Second opinion Architecture Week comes but once a year, and brings the chance to share a capsule with a specialist.

From 9 to 18 June is Architecture week.

But what with the dome, Tate Modern, the Lowry and what have you, the public might well be forgiven for thinking that it is Architecture Year.

Designed to promote awareness of architecture and help explain how good architectural development can be achieved, this is the fourth time the event has been staged.

Last year, it kicked off with a breakfast for the great and the good in the almost completed Tate Modern. The event was opened by Janet Street-Porter, now editor of the Independent on Sunday, describing how lucky it was that she was kicked out of her only job as a trainee architect after three weeks.

The development of Tate Modern has probably done more to raise the profile of architecture than all the Architecture Weeks put together.

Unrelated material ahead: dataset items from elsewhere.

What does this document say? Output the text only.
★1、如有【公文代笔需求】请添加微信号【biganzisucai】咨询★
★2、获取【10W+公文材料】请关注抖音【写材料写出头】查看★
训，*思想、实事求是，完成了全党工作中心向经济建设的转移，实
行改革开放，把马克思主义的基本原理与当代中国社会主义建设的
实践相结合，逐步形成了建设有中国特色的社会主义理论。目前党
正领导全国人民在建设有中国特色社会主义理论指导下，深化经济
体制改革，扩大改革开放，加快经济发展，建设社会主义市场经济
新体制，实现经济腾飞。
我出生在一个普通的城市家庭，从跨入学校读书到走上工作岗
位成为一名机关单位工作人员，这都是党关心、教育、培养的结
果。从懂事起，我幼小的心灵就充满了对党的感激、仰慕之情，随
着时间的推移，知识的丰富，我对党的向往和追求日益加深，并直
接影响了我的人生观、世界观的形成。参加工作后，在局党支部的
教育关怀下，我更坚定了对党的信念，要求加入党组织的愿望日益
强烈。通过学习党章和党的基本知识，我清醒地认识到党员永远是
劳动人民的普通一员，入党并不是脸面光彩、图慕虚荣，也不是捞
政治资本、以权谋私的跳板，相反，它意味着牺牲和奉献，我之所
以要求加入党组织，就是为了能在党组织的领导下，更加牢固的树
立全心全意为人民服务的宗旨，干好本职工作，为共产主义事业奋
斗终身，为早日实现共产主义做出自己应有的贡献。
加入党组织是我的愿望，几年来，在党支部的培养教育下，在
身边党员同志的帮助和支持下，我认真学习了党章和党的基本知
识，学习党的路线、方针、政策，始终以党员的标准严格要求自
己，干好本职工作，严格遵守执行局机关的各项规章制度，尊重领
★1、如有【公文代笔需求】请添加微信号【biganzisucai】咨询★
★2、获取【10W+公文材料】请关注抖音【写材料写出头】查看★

The fact that the architects in question are the relatively unknown Swiss team of Herzog & de Meuron has made a change from the well-publicised mega-projects by the usual suspects. It also helps that it is a conversion of a well-known building, as does the fact that the project is so clearly a balance between art and practicality.

It is always fascinating to be told about something that interests you by somebody who really knows about it

However, what has really captured the public imagination about Bankside is the television programmes that have been made about it, where the whole cast of players has been seen to be doing or not doing their bit.

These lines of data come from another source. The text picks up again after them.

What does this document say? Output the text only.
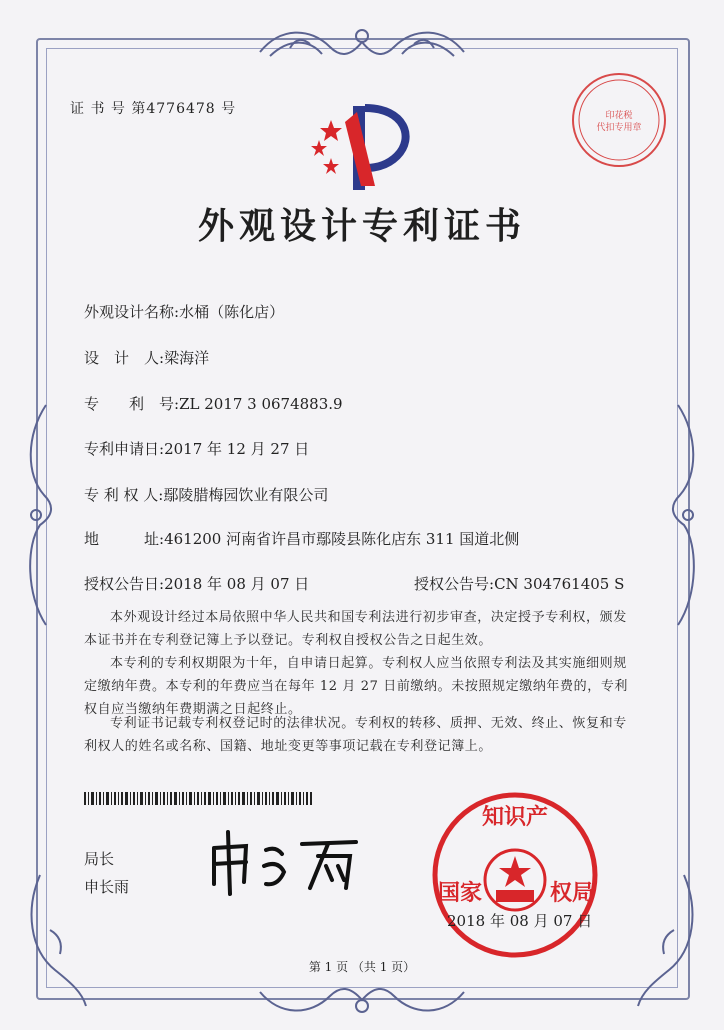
证 书 号 第4776478 号	印花税
代扣专用章
外观设计专利证书
外观设计名称:水桶（陈化店）
设　计　人:梁海洋
专　　利　号:ZL 2017 3 0674883.9
专利申请日:2017 年 12 月 27 日
专 利 权 人:鄢陵腊梅园饮业有限公司
地　　　址:461200 河南省许昌市鄢陵县陈化店东 311 国道北侧
授权公告日:2018 年 08 月 07 日	授权公告号:CN 304761405 S
本外观设计经过本局依照中华人民共和国专利法进行初步审查，决定授予专利权，颁发本证书并在专利登记簿上予以登记。专利权自授权公告之日起生效。
本专利的专利权期限为十年，自申请日起算。专利权人应当依照专利法及其实施细则规定缴纳年费。本专利的年费应当在每年 12 月 27 日前缴纳。未按照规定缴纳年费的，专利权自应当缴纳年费期满之日起终止。
专利证书记载专利权登记时的法律状况。专利权的转移、质押、无效、终止、恢复和专利权人的姓名或名称、国籍、地址变更等事项记载在专利登记簿上。
局长
申长雨
知识产
国家	权局
2018 年 08 月 07 日
第 1 页 （共 1 页）
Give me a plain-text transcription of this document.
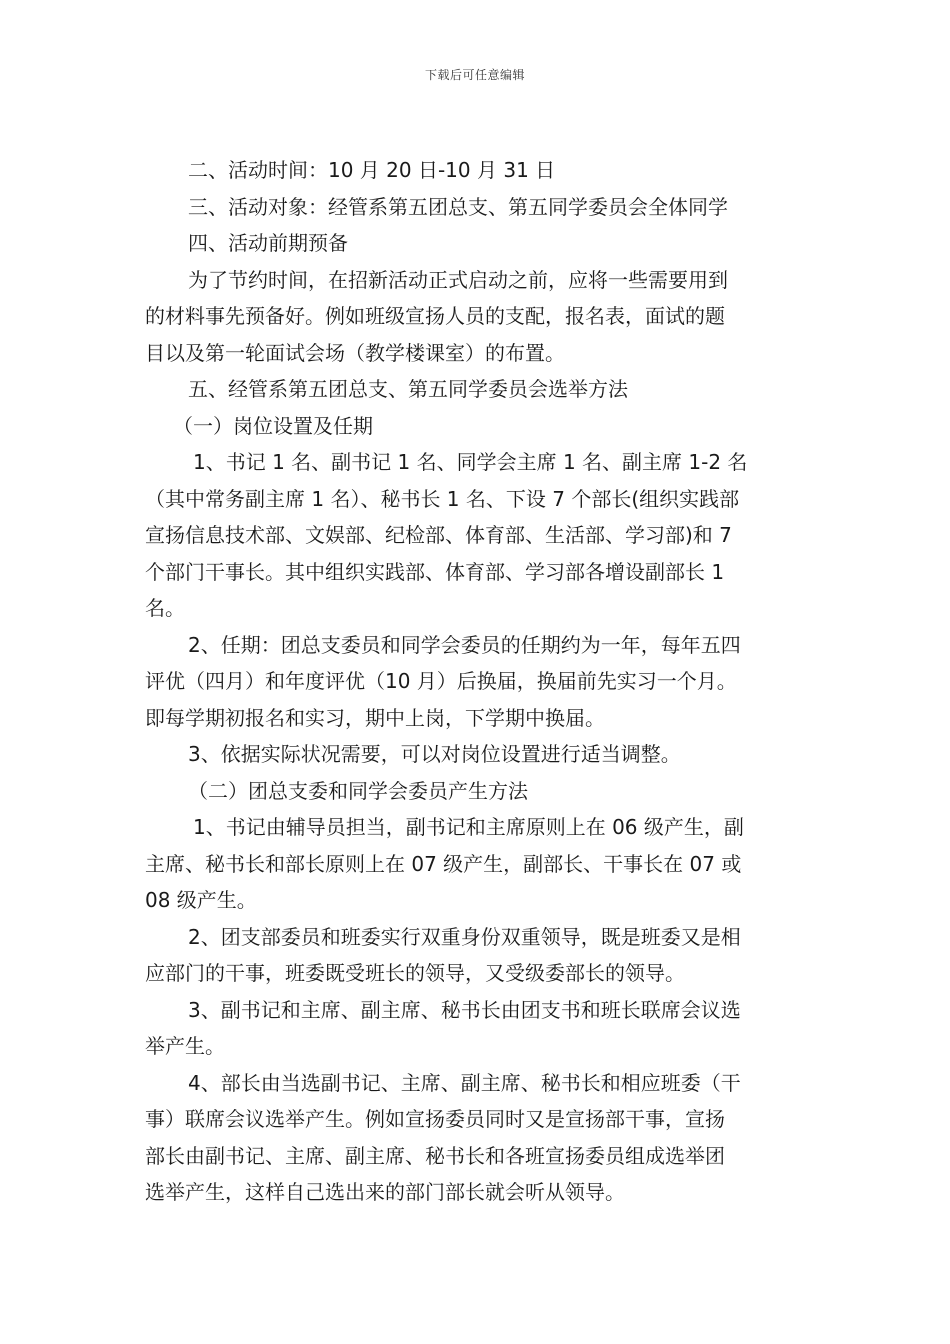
下载后可任意编辑
二、活动时间：10 月 20 日-10 月 31 日
三、活动对象：经管系第五团总支、第五同学委员会全体同学
四、活动前期预备
为了节约时间，在招新活动正式启动之前，应将一些需要用到
的材料事先预备好。例如班级宣扬人员的支配，报名表，面试的题
目以及第一轮面试会场（教学楼课室）的布置。
五、经管系第五团总支、第五同学委员会选举方法
（一）岗位设置及任期
1、书记 1 名、副书记 1 名、同学会主席 1 名、副主席 1-2 名
（其中常务副主席 1 名）、秘书长 1 名、下设 7 个部长(组织实践部
宣扬信息技术部、文娱部、纪检部、体育部、生活部、学习部)和 7
个部门干事长。其中组织实践部、体育部、学习部各增设副部长 1
名。
2、任期：团总支委员和同学会委员的任期约为一年，每年五四
评优（四月）和年度评优（10 月）后换届，换届前先实习一个月。
即每学期初报名和实习，期中上岗，下学期中换届。
3、依据实际状况需要，可以对岗位设置进行适当调整。
（二）团总支委和同学会委员产生方法
1、书记由辅导员担当，副书记和主席原则上在 06 级产生，副
主席、秘书长和部长原则上在 07 级产生，副部长、干事长在 07 或
08 级产生。
2、团支部委员和班委实行双重身份双重领导，既是班委又是相
应部门的干事，班委既受班长的领导，又受级委部长的领导。
3、副书记和主席、副主席、秘书长由团支书和班长联席会议选
举产生。
4、部长由当选副书记、主席、副主席、秘书长和相应班委（干
事）联席会议选举产生。例如宣扬委员同时又是宣扬部干事，宣扬
部长由副书记、主席、副主席、秘书长和各班宣扬委员组成选举团
选举产生，这样自己选出来的部门部长就会听从领导。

Most important has been the emphasis the filmmakers have placed on the continuous steely presence of Nicholas Serota, Britain’s most exceptional client.

The other project that has boosted the perception of architecture is the London Eye. Not only is it a delicious piece of engineering but, in a period of little over three months, it seems to have become universally popular, despite the best efforts of the press to take the mick during construction. The wheel, too, has been the subject of television documentaries, so it is fitting that this year Architecture Week opens with Architecture Revolution. Each one of the wheel’s 32 capsules will be taken over by a well-known architect or architectural enthusiast (Professor Richard MacCormac, Marco Goldschmied, the London Evening Standard’s Rowan Moore, Sir Jeremy Dixon and so on), and 30 passengers will be invited to sign up for the round-trip and listen to their views on the views.

It’s a great stunt and highly appropriate, not only because the London Eye is genuinely popular, but because it has come about largely as a result of the determination of David Marks and Julia Barfield, two young architects who refused to take no for an answer. It is a reflection of the changing attitude to the nature of procurement that the architects themselves are shareholders in the project, which in effect makes them the client.

Architecture Revolution is the sort of temporary operation one can imagine becoming a regular fixture. It is always fascinating to be told about something that interests you by somebody who really knows about it. Thirty people is about the size of the walking groups you see conducted around the sites of Jack the Ripper’s crimes (Architecture Week boasts many similar architecture walks), and the transparent capsules offer the most effective classroom imaginable. You could opt to listen to Lord Foster explain how he proposes to pedestrianise Trafalgar Square, or Charlie Dimmock on urban planting.